Diplomasi digital merupakan sarana baru dalam sebuah negara maupun aktor non-negara lainnya dalam melakukan negosiasi dengan pihak lawan dalam mencapai kepentingan tertentu. Hal ini juga digunakan oleh pemerintah Amerika Serikat dalam melakukan diplomasi di era perkembangan teknologi saat ini yang semakin pesat.
Platform media sosial seperti Instagram, Facebook, dan Twitter mulai dilibatkan sebagai media perantara Amerika Serikat dalam upaya mempromosikan kebijakan dan nilai-nilainya di luar negeri. Media sosial merupakan sarana yang paling efisien dalam melakukan diplomasi. Hal tersebut dikarenakan pihak pemerintah dapat berinteraksi langsung dengan warga negaranya maupun warga negara asing serta juga dapat mengadvokasi sikapnya dari berbagai isu internasional.
Pemerintah AS sangat memanfaatkan kehadirannya media sosial ini sebagai diplomasi publik di era modern ini, Pasalnya Pemerintah AS dapat membangun opini-opini yang dimiliki serta membingkai narasi politik dalam mempengaruhi masyarakat internasional. Sebagai contohnya, AS dapat mempengaruhi masyarakat internasional dengan narasi propaganda-propaganda terhadap negara-negara saingannya, seperti Rusia dan China. Hal ini membuktikan bahwa, peran diplomasi digital sama pentingnya seperti diplomasi tradisional yang dilakukan secara face to face.

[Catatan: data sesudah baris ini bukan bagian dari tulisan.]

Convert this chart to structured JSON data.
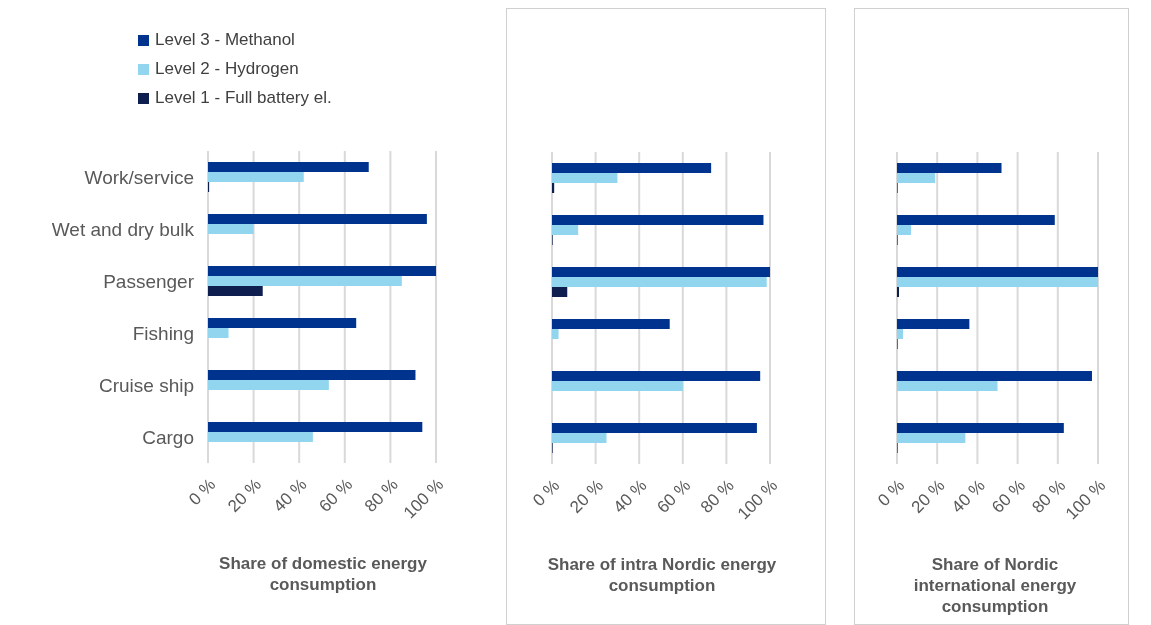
{
  "chart_data": [
    {
      "type": "bar",
      "orientation": "horizontal",
      "categories": [
        "Work/service",
        "Wet and dry bulk",
        "Passenger",
        "Fishing",
        "Cruise ship",
        "Cargo"
      ],
      "xlabel": "Share of domestic energy consumption",
      "xlim": [
        0,
        100
      ],
      "xticks": [
        {
          "value": 0,
          "label": "0 %"
        },
        {
          "value": 20,
          "label": "20 %"
        },
        {
          "value": 40,
          "label": "40 %"
        },
        {
          "value": 60,
          "label": "60 %"
        },
        {
          "value": 80,
          "label": "80 %"
        },
        {
          "value": 100,
          "label": "100 %"
        }
      ],
      "grid": "x",
      "legend": "top left",
      "series": [
        {
          "name": "Level 3 - Methanol",
          "color": "#00338d",
          "values": [
            70.5,
            96,
            100,
            65,
            91,
            94
          ]
        },
        {
          "name": "Level 2 - Hydrogen",
          "color": "#91d5ee",
          "values": [
            42,
            20,
            85,
            9,
            53,
            46
          ]
        },
        {
          "name": "Level 1 - Full battery el.",
          "color": "#0e1f4f",
          "values": [
            0.5,
            0,
            24,
            0,
            0,
            0
          ]
        }
      ]
    },
    {
      "type": "bar",
      "orientation": "horizontal",
      "categories": [
        null,
        null,
        null,
        null,
        null,
        null
      ],
      "xlabel": "Share of intra Nordic energy consumption",
      "xlim": [
        0,
        100
      ],
      "xticks": [
        {
          "value": 0,
          "label": "0 %"
        },
        {
          "value": 20,
          "label": "20 %"
        },
        {
          "value": 40,
          "label": "40 %"
        },
        {
          "value": 60,
          "label": "60 %"
        },
        {
          "value": 80,
          "label": "80 %"
        },
        {
          "value": 100,
          "label": "100 %"
        }
      ],
      "grid": "x",
      "tick_labels": "x",
      "series": [
        {
          "color": "#00338d",
          "values": [
            73,
            97,
            100,
            54,
            95.5,
            94
          ]
        },
        {
          "color": "#91d5ee",
          "values": [
            30,
            12,
            98.5,
            3,
            60,
            25
          ]
        },
        {
          "color": "#0e1f4f",
          "values": [
            1,
            0.3,
            7,
            0,
            0,
            0.3
          ]
        }
      ]
    },
    {
      "type": "bar",
      "orientation": "horizontal",
      "categories": [
        null,
        null,
        null,
        null,
        null,
        null
      ],
      "xlabel": "Share of Nordic international energy consumption",
      "xlim": [
        0,
        100
      ],
      "xticks": [
        {
          "value": 0,
          "label": "0 %"
        },
        {
          "value": 20,
          "label": "20 %"
        },
        {
          "value": 40,
          "label": "40 %"
        },
        {
          "value": 60,
          "label": "60 %"
        },
        {
          "value": 80,
          "label": "80 %"
        },
        {
          "value": 100,
          "label": "100 %"
        }
      ],
      "grid": "x",
      "tick_labels": "x",
      "series": [
        {
          "color": "#00338d",
          "values": [
            52,
            78.5,
            100,
            36,
            97,
            83
          ]
        },
        {
          "color": "#91d5ee",
          "values": [
            19,
            7,
            100,
            3,
            50,
            34
          ]
        },
        {
          "color": "#0e1f4f",
          "values": [
            0.3,
            0.3,
            1,
            0.3,
            0,
            0.3
          ]
        }
      ]
    }
  ]
}
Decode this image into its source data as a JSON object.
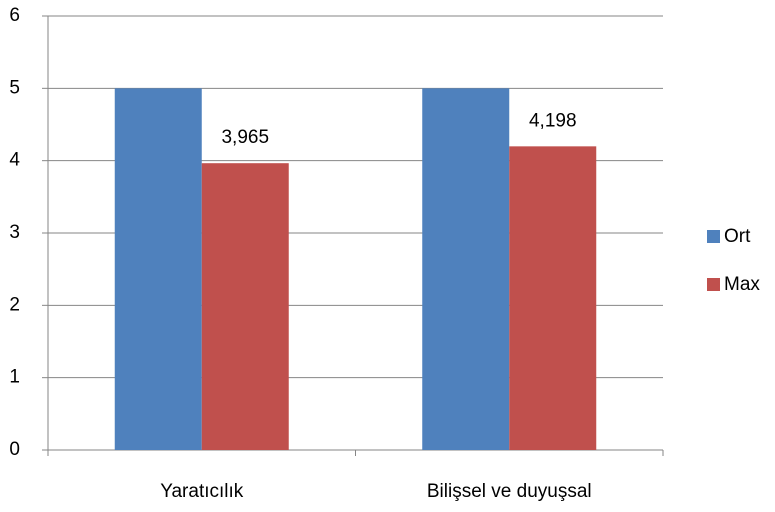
{
  "chart_data": {
    "type": "bar",
    "categories": [
      "Yaratıcılık",
      "Bilişsel ve duyuşsal"
    ],
    "series": [
      {
        "name": "Ort",
        "color": "#4f81bd",
        "values": [
          5,
          5
        ]
      },
      {
        "name": "Max",
        "color": "#c0504d",
        "values": [
          3.965,
          4.198
        ],
        "value_labels": [
          "3,965",
          "4,198"
        ]
      }
    ],
    "ylim": [
      0,
      6
    ],
    "yticks": [
      0,
      1,
      2,
      3,
      4,
      5,
      6
    ],
    "grid": true,
    "legend": "right"
  }
}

Berdasarkan pada Journal of Information Warfare tahun 2019, terdapat laporan tahun 2013-2018 bahwa AS menjadi sasaran foreign influence efforts (FIEs) dengan persentase 38% yang menyerang pemilu AS. Pemilu presiden AS tahun 2016 dan 2018 terdapat banyak pengaruh dari Rusia sebanyak 14 kampanye. Kampanye dari Rusia tersebut bertujuan untuk menyudutkan pihak-pihak institusi utama AS termasuk pemerintah dan media. Selain itu juga, memecah belah politik dan konflik yang terjadi ditengah masyarakat AS, sekaligus memperkuat kampanye dan propaganda yang dapat membahayakan secara geopolitik AS di kancah global.
Bertambahnya keikutsertaan Rusia dalam mencampuri urusan politik AS dan dilakukannya upaya penyelidikan tingkat tinggi terhadap kasus pemilihan presiden AS tahun 2016 oleh Penasehat khusus Mueller, perusahaan sosial media, dan para jurnalis menjadi pusat perhatian dunia mengenai faktor eksternal dapat mempengaruhi manipulasi hasil pemilu AS yang diselenggarakan. Selain itu juga menurunkan citra AS di mata dunia, bahwa proses demokrasi yang berjalan di AS tidak dapat diandalkan. Dampaknya yang terjadi ialah warga AS merasa kesulitan dalam memfilter berita yang beredar mengenai hoax dan yang fakta sesungguhnya.
Maka dari itu, setelah kericuhan terjadi tersebut, dalam memperbaiki citra AS yang semakin baik dibutuhkannya pemulihannya dengan melakukan diplomasi digital melalui sosial media. Soft power tersebut merupakan alat penting dalam mengembalikan citra positif AS, seperti meningkatkan jurnalisme yang independen dan terampil berpikir kritis guna mengidentifikasi kesalahan informasi maupun berita hoax, bekerjasama dengan mitra yang selaras pandangan yang menjunjung nilai demokrasi di era digital, memperketat hukum dan pengawasan terhadap campur tangan pemilu yang akan mendatang dan adanya transparansi dalam kegiatan politik, debat, dan pemungutan data pemilu.
Koordinasi diperlukan di beberapa sektor, seperti perusahaan platform, kampanye politik, regulator negara, dan peneliti independen memiliki peran masing-masing. Adanya kemitraan yang baru dan kolaborasi rutin dapat membantu dalam memastikan respon masyarakat AS dan masyarakat internasional yang terkoordinasi.
Standar federal dan undang-undang negara AS perlu disesuaikan dalam mengatur urusan pemilu. Terdapat trade-off antara peraturan yang fleksibel namun berisiko inkonsisten, dan peraturan yang konsisten namun kaku tanpa melihat situasi tertentu. Dalam membuat peraturan yang efektif tidaklah mudah. Diperlukannya proposianal antara konsistensi dan fleksibilitas.
Selain itu, dalam institut pendidikan juga berperan penting dalam kasus ini. Sekolah merupakan rumah kedua bagi murid dan guru merupakan orang tua pengganti murid ketika di sekolah. Guru sangat penting dalam menyampaikan informasi pada murid. Apabila terdapat kesalahan dalam menyampaikan informasi kepada murid, maka akan membentuk pola pikir individu yang salah.